Categories should include: bug fixes, performance, readability, architecture, security, feature additions, and style.


Tier 5 --- Transfer and Real-World Application (Exercises 25--30)

Exercise 25: Real Project Iteration

Choose a small project (e.g., a CLI tool, a web scraper, a data transformer) and build it using pure iterative refinement with an AI assistant. Document: - Every prompt you send (at least 5 turns). - Your evaluation of each response. - What you would do differently in hindsight. - Your total iteration count and which category it falls in (from Section 11.6).

Submit the conversation transcript and a reflection.


Exercise 26: Peer Conversation Review

Exchange a vibe coding conversation transcript with a classmate or colleague. Review their transcript and provide feedback on: - Prompt quality (were follow-ups specific enough?). - Iteration efficiency (were any turns wasted?). - Steering effectiveness (did they redirect well when the AI went off course?). - "Good enough" judgment (did they stop at the right time, or too early/late?).

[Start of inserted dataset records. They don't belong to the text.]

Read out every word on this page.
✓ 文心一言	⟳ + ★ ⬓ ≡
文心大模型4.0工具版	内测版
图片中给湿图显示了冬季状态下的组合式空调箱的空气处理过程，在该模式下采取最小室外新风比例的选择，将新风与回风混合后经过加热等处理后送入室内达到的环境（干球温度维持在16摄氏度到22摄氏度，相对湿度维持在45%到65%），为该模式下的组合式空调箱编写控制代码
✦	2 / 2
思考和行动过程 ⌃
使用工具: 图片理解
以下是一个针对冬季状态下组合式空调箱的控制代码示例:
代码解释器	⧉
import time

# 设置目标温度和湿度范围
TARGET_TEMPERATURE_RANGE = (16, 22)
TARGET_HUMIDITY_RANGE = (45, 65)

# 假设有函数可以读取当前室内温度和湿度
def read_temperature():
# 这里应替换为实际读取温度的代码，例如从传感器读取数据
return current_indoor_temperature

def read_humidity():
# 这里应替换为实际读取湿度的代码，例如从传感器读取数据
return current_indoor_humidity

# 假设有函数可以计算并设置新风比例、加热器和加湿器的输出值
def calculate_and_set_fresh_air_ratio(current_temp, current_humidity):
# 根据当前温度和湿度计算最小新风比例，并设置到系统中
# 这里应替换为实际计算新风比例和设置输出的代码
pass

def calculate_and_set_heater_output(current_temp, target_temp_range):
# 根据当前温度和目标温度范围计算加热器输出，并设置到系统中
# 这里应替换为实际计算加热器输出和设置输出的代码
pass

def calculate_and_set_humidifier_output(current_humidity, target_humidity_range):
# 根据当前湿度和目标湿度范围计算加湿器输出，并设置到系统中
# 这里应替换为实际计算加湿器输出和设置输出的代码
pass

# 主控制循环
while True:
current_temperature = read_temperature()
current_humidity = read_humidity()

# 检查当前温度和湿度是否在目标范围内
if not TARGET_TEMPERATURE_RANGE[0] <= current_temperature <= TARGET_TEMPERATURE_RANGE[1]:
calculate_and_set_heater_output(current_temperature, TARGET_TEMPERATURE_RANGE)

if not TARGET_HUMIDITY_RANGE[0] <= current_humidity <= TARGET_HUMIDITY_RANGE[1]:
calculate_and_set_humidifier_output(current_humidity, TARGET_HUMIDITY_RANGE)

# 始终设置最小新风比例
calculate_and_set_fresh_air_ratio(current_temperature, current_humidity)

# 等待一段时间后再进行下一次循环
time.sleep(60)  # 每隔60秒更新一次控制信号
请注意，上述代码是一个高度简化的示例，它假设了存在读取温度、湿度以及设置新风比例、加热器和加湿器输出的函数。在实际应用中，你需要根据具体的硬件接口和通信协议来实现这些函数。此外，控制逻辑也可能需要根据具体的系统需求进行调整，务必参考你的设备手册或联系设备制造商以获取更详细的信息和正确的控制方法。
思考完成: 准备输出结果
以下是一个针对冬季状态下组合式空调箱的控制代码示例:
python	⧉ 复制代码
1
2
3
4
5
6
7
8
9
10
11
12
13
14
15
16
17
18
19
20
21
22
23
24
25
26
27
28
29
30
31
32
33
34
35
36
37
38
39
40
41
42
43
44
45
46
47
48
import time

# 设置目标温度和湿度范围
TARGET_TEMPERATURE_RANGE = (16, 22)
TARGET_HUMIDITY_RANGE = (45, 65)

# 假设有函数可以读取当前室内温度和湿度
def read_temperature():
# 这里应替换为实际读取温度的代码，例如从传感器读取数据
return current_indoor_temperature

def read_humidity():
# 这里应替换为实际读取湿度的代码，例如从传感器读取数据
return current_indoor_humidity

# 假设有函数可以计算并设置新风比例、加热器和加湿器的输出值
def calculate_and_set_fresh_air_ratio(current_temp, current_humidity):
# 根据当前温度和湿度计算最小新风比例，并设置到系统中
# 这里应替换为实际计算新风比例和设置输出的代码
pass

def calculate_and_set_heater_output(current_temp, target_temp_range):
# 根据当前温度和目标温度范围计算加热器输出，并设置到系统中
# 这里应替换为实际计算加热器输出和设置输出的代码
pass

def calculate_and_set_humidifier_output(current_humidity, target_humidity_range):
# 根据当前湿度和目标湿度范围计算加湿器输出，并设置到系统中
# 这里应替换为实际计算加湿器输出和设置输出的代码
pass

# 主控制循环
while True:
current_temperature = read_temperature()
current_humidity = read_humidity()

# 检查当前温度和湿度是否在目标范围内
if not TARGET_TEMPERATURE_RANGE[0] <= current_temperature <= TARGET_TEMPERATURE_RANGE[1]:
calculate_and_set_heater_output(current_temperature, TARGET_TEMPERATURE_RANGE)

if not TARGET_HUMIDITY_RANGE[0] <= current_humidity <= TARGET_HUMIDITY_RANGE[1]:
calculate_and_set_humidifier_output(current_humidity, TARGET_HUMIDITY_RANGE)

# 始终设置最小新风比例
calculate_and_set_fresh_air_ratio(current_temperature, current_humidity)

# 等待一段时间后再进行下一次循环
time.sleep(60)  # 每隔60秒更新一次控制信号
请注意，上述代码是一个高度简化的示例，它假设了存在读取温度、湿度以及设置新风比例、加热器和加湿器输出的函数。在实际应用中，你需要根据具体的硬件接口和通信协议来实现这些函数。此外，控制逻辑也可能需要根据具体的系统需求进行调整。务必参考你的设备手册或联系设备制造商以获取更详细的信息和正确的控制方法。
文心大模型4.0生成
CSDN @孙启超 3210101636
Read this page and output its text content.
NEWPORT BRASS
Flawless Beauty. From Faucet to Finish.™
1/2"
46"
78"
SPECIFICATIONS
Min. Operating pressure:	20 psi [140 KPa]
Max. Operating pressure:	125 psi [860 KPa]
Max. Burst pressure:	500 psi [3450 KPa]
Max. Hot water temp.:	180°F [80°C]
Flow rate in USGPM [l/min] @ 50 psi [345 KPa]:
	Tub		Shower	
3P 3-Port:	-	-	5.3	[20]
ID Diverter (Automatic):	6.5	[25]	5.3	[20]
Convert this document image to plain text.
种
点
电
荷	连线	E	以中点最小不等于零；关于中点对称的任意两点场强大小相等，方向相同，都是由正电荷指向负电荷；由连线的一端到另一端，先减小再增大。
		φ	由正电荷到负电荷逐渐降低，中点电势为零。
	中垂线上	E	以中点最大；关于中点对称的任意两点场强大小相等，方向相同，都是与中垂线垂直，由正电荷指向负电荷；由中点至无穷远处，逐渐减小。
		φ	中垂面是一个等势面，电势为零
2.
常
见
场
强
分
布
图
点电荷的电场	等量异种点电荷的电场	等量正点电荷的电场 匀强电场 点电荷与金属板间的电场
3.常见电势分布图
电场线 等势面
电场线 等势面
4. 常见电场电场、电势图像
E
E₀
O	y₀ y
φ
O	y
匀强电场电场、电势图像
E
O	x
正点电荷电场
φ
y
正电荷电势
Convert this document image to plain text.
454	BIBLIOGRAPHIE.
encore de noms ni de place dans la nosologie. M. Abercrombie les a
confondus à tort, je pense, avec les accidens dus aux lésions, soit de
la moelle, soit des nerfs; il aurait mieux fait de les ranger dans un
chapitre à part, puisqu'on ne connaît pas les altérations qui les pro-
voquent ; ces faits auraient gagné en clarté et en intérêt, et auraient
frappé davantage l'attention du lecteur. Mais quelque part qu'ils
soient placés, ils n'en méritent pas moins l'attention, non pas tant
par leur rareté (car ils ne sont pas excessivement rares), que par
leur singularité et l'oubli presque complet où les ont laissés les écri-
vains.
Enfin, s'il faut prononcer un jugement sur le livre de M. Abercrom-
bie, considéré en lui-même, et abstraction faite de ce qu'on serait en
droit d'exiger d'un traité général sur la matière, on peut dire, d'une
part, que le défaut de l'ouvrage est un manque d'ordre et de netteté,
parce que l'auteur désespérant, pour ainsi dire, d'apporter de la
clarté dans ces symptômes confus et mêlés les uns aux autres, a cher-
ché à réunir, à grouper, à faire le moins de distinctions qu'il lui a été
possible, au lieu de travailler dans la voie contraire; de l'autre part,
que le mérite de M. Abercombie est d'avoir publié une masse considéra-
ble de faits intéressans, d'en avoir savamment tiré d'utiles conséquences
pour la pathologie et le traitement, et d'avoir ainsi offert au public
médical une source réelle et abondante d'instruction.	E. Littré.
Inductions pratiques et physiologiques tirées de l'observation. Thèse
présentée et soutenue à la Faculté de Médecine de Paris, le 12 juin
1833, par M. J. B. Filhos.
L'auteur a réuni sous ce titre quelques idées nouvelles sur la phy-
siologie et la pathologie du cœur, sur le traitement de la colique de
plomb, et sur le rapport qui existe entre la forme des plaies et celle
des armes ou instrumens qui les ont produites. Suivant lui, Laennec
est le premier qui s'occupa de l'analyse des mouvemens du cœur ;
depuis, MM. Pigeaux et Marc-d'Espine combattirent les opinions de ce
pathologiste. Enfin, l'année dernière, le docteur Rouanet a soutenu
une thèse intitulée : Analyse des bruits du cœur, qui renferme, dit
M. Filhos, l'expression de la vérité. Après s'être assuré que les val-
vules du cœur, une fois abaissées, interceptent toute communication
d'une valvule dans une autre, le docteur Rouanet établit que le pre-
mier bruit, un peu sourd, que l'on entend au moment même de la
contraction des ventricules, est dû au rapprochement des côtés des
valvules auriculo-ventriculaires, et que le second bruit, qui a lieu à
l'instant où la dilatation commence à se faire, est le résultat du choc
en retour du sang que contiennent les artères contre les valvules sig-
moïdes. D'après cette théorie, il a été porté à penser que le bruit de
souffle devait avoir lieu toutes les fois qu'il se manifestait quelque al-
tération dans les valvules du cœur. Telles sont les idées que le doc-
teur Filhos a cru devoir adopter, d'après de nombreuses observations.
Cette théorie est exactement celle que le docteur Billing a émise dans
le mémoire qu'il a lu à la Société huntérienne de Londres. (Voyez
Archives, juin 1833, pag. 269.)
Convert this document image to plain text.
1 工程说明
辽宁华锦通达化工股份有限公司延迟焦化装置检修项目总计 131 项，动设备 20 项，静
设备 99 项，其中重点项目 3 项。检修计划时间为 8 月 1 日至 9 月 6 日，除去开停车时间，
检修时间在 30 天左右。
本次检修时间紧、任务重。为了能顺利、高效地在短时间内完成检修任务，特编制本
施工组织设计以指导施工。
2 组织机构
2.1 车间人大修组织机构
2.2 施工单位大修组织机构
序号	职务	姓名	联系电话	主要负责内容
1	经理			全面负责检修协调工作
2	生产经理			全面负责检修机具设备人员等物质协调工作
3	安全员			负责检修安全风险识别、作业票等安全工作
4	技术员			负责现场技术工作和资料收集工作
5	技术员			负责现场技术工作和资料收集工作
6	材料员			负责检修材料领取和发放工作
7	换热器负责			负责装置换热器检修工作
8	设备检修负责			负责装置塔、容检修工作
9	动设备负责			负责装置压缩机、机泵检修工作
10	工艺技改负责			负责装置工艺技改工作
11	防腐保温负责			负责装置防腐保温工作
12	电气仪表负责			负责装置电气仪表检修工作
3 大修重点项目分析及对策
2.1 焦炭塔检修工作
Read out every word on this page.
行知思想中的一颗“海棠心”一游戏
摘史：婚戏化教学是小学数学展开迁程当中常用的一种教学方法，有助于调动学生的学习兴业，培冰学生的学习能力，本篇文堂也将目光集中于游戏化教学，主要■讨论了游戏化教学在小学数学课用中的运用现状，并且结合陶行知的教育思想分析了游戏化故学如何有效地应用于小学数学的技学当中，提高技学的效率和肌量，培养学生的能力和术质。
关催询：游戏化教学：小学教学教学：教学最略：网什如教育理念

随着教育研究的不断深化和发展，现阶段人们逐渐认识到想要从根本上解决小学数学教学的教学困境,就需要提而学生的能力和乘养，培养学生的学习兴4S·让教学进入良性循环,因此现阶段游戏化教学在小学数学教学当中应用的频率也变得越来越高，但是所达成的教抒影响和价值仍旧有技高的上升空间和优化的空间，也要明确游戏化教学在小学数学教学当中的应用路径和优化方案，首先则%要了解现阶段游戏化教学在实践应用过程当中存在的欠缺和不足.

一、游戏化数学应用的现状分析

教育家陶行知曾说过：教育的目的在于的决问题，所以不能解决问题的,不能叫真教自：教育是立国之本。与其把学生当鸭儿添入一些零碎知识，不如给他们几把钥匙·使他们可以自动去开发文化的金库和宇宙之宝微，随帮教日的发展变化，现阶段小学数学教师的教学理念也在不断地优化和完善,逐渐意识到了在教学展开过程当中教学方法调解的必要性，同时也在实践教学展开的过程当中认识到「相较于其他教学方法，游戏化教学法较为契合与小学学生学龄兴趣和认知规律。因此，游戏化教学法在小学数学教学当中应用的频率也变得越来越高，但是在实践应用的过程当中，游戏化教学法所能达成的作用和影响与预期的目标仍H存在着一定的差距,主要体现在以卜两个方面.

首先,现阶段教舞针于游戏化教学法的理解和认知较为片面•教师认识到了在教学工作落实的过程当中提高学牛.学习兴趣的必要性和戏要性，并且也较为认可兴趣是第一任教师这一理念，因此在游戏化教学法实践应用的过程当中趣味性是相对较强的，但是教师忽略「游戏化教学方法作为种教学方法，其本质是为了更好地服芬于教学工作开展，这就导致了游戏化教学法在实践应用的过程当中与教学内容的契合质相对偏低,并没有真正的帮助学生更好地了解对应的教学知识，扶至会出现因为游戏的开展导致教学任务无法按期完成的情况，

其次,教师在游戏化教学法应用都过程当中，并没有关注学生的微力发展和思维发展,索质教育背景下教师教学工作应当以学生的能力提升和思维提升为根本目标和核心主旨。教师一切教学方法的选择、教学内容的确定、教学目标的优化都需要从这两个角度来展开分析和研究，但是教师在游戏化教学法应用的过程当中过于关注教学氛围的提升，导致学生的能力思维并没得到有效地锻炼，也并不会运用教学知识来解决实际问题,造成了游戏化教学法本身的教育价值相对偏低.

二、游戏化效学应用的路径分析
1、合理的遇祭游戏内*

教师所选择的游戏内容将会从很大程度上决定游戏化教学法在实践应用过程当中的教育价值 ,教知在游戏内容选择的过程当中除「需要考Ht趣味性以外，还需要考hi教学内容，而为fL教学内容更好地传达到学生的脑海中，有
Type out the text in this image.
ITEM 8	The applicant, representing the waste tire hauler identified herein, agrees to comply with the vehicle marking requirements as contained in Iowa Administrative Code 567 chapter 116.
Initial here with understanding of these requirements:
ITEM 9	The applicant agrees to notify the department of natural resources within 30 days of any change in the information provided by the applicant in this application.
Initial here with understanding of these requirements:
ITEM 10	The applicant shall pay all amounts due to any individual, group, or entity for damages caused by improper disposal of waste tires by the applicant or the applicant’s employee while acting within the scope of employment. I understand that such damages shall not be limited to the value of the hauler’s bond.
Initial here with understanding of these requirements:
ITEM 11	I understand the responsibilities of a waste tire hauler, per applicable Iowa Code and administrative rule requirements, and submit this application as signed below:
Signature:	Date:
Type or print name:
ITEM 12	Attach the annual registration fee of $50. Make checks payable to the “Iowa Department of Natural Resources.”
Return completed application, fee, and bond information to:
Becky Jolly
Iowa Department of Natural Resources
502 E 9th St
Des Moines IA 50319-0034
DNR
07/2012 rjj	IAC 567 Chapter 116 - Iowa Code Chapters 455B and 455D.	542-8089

Write your review as a structured document with specific, actionable recommendations.


Exercise 27: The Comparison Experiment

Build the same feature twice --- once using a single detailed prompt (big-bang approach) and once using incremental building (at least 4 iterations). Compare the results on: - Code correctness. - Code quality (readability, structure). - Total time spent. - Your confidence in the result. - Ease of debugging any issues.

Write a report documenting the experiment and your findings.


Exercise 28: Rubber Duck Session

Use the rubber duck technique (Section 11.9) for a real technical problem you are facing. This could be a design decision, a bug you are struggling with, or an architecture question. Conduct at least a 6-turn conversation with an AI. Write a reflection on: - Did the conversation change your thinking? How? - At what point in the conversation did the key insight emerge? - Was the AI's response or the act of articulating your thoughts more valuable? - How does this compare to discussing with a human colleague?


Exercise 29: Iteration Metrics Tracking

Over the course of one week of vibe coding (at least 5 separate coding sessions), track the iteration metrics described in Section 11.10: - Iterations per feature. - Backtrack rate. - Time to "good enough." - Common correction types.

At the end of the week, analyze your data. Identify your two most common correction types and create prompt templates designed to prevent those corrections from being necessary.


Exercise 30: Complex System Challenge

Using all the techniques from this chapter, build a library management system through iterative refinement. The system should support: - Book catalog with search and filtering. - Member registration and management. - Book checkout and return with due dates. - Late fee calculation. - Reservation system for checked-out books. - Basic reporting (most borrowed books, overdue items, member activity).

Document your iteration strategy before you start, then execute it. Write a post-mortem comparing your planned strategy to what actually happened, noting where you had to branch, backtrack, or adjust your approach.


Solutions

Detailed solutions for Exercises 1-12 are available in code/exercise-solutions.py. Tier 3-5 exercises are open-ended; refer to the rubric in the instructor guide or self-assess using the quality criteria described in this chapter.